We can make them speak their own tongue by re-defining
the speak
method in the child classes. This
overrides the speak
method in the parent class:
class Dog < Animal
def speak
"#{@name}: Woof!"
end
end
class Cat < Animal
def speak
"#{@name}: Meow!"
end
end
p dog.speak # "Pongo: Woof!"
p cat.speak # "Jerry: Meow!"
super
is how from a child class you’ll call a
method of the same name from the parent class.
We’ll use it in 2 places in our example.
A cat is low-maintenance, but a dog is not. So we might have to take that into account when creating a dog:
class Dog < Animal
def initialize(name, cost)
super(name) # calls Animal's initialize with name
@cost = cost
end
end
## Creating a dog without a cost will now fail.
## Dog.new("Pongo") will fail
p Dog.new("Pongo", 100).speak
The cat has a bigger ego though.

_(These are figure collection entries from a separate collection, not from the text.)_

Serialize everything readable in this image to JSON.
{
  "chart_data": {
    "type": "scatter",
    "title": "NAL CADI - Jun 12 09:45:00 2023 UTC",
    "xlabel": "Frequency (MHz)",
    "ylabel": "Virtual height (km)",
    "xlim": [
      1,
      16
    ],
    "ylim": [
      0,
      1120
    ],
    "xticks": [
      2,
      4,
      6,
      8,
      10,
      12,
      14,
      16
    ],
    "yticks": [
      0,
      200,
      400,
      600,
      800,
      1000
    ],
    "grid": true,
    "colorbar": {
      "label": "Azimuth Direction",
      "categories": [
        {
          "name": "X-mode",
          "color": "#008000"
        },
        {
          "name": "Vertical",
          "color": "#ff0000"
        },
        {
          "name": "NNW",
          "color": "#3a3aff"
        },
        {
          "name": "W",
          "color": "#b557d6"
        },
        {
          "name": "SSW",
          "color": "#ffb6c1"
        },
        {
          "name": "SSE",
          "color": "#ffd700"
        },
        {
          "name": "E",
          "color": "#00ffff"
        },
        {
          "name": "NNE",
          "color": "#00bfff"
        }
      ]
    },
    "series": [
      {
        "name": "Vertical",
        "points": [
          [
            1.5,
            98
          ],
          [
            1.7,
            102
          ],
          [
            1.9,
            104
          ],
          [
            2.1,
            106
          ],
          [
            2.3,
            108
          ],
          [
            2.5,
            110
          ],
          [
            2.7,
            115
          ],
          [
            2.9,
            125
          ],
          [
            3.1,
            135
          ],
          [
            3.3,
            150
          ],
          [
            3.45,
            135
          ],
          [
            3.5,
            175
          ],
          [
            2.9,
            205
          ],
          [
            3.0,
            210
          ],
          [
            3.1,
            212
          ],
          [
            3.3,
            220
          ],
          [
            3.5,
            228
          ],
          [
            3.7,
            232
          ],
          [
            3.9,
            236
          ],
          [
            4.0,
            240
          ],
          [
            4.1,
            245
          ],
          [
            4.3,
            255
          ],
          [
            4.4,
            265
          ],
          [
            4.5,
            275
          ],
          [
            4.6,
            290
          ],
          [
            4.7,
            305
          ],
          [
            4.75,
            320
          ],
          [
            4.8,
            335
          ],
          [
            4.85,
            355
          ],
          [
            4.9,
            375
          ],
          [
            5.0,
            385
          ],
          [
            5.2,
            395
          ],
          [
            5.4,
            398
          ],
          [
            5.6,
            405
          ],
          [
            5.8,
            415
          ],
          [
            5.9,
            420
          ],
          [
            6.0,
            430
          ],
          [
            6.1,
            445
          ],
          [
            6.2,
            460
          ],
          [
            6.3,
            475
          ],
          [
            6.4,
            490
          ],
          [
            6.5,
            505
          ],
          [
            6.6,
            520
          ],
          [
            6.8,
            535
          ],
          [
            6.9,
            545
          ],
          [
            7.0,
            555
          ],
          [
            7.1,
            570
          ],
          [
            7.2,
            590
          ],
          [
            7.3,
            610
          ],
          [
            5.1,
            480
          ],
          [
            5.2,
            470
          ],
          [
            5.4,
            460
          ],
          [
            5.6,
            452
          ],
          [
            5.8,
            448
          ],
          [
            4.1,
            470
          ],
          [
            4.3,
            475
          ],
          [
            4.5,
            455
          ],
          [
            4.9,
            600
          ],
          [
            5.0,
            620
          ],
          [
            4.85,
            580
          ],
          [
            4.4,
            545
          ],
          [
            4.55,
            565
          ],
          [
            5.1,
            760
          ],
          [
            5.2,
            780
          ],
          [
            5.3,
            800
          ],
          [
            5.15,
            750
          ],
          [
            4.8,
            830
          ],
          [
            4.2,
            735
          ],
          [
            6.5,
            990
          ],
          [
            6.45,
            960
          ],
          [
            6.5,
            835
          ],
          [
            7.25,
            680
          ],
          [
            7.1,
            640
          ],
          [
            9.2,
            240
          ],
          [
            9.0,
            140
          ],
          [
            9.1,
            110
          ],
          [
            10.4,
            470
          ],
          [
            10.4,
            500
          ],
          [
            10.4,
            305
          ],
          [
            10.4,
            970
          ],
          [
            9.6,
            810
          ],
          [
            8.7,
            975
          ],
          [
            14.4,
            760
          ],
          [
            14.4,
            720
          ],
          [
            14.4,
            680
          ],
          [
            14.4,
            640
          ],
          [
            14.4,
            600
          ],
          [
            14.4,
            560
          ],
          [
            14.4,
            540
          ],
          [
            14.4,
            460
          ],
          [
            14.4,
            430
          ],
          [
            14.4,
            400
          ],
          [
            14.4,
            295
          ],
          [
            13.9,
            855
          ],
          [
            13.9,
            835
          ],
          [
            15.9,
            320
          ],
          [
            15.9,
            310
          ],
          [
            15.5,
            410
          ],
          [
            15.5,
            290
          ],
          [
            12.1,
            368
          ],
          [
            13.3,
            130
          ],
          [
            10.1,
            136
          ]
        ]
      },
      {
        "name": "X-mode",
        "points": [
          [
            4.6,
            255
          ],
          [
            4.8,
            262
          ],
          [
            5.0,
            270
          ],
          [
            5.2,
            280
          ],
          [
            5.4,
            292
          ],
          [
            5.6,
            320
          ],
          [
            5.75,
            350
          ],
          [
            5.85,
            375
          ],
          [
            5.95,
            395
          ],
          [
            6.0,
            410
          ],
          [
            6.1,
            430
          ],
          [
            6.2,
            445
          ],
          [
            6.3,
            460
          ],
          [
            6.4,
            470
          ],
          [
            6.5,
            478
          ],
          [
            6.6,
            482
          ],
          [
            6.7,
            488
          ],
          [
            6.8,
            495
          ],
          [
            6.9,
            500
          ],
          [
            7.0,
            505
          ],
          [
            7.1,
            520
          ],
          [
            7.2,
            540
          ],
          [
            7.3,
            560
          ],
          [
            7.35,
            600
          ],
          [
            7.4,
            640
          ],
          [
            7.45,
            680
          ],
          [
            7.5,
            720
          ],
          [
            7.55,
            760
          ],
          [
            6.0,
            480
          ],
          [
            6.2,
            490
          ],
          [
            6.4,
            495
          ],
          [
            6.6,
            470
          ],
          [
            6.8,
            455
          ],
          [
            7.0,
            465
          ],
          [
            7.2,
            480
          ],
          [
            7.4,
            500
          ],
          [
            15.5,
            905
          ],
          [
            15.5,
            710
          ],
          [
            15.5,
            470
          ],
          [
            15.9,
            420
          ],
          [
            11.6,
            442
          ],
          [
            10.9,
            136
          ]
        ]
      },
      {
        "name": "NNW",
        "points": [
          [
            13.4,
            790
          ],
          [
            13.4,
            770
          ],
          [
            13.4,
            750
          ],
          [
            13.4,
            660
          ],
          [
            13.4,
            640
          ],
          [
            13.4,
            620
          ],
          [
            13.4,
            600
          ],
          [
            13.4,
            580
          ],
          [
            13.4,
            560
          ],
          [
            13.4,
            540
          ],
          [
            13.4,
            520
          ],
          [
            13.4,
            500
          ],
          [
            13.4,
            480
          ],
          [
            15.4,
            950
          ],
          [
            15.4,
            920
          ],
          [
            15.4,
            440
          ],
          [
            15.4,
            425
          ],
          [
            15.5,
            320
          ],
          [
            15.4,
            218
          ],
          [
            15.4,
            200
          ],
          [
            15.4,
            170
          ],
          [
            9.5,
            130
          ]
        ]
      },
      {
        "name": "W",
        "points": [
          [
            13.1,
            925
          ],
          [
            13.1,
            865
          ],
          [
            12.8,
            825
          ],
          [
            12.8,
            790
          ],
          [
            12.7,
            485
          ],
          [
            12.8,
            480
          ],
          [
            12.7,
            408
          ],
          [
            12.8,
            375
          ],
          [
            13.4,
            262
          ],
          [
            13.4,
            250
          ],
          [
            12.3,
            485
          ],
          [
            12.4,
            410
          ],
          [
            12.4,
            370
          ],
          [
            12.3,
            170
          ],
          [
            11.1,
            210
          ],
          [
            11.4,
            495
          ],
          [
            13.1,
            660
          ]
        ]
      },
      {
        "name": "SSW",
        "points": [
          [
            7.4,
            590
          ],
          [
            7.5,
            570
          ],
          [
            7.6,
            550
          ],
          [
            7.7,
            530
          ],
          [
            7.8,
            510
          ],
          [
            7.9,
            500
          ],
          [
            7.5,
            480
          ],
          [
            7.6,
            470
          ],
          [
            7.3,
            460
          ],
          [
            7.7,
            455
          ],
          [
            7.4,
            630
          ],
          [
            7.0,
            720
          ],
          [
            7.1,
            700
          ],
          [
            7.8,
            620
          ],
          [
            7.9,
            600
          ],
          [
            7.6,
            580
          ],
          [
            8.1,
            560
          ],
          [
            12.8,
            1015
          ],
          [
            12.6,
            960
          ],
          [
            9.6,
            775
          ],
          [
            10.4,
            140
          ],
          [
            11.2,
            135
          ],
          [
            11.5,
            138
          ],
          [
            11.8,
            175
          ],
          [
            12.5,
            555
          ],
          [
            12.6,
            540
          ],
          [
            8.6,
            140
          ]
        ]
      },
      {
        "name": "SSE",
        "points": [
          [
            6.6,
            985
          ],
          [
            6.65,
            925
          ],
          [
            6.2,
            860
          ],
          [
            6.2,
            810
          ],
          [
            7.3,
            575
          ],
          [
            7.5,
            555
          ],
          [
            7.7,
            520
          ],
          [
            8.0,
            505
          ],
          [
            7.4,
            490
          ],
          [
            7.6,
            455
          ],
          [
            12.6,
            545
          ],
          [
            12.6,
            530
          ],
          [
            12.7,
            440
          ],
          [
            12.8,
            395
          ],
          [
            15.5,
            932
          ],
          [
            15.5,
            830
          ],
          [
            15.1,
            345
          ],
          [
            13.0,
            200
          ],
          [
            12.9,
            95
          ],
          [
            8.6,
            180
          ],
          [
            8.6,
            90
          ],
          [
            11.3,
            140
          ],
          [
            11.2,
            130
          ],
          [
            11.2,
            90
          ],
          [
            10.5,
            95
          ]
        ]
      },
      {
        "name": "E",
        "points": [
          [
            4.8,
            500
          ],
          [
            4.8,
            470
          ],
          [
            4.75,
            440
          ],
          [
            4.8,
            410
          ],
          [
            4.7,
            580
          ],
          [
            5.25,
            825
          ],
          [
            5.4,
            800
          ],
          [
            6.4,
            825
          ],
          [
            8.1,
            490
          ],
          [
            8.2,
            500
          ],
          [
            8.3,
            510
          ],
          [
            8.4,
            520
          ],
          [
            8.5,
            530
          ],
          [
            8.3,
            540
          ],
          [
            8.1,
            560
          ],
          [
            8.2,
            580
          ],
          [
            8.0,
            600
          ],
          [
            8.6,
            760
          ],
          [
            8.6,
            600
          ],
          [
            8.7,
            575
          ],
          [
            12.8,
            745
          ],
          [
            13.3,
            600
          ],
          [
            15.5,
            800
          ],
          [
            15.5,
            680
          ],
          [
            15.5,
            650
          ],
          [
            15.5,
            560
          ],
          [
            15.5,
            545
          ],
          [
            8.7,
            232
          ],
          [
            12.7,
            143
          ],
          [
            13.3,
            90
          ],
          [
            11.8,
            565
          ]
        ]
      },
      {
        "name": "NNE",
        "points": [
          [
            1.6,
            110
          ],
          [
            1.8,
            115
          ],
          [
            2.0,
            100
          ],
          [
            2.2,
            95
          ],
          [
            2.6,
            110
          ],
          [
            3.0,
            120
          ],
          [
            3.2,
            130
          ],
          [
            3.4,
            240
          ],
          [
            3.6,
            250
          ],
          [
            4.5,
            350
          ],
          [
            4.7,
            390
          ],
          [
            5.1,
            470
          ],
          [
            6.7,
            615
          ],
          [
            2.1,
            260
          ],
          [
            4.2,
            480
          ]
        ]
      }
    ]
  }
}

So it wants its own
greet
method:
class Cat < Animal
def greet(other_name)
## calls Animal's greet with other_name
## and interpolates the result
"#{super} Jk, I don't care about you."
end
end
p cat.greet("Pongo")
## "Welcome Pongo. I'm Jerry. Jk, I don't care about you."
In both these examples, we used the super
keyword to
call the parent class’s respective methods
(initialize and greet).
Note that super
, when called without any arguments,
calls the parent method with the same arguments that was
passed to the child method. You don’t have to explicitly
list them all.
But if you do want to call the parent
method without passing any arguments, you must call it
like this: super()
. (Only time using () while calling
a method isn’t optional.)
A cat is a cat. But it’s also an animal. (deep)
How do you check that it still has the animalistic
quality in it? You ask it nicely via is_a?
or
kind_of?
:
p cat.class # => Cat
p cat.is_a?(Cat) # => true
p cat.is_a?(Dog) # => false
p cat.is_a?(Animal) # => true
p cat.kind_of?(Animal) # => true
You can just ask a class for its ancestors and it will list out its whole ancestral tree in order:
p Cat.ancestors
## => [Cat, Animal, Object, Kernel, BasicObject]
See Object and BasicObject in the list?
That’s why they say everything is an object in Ruby.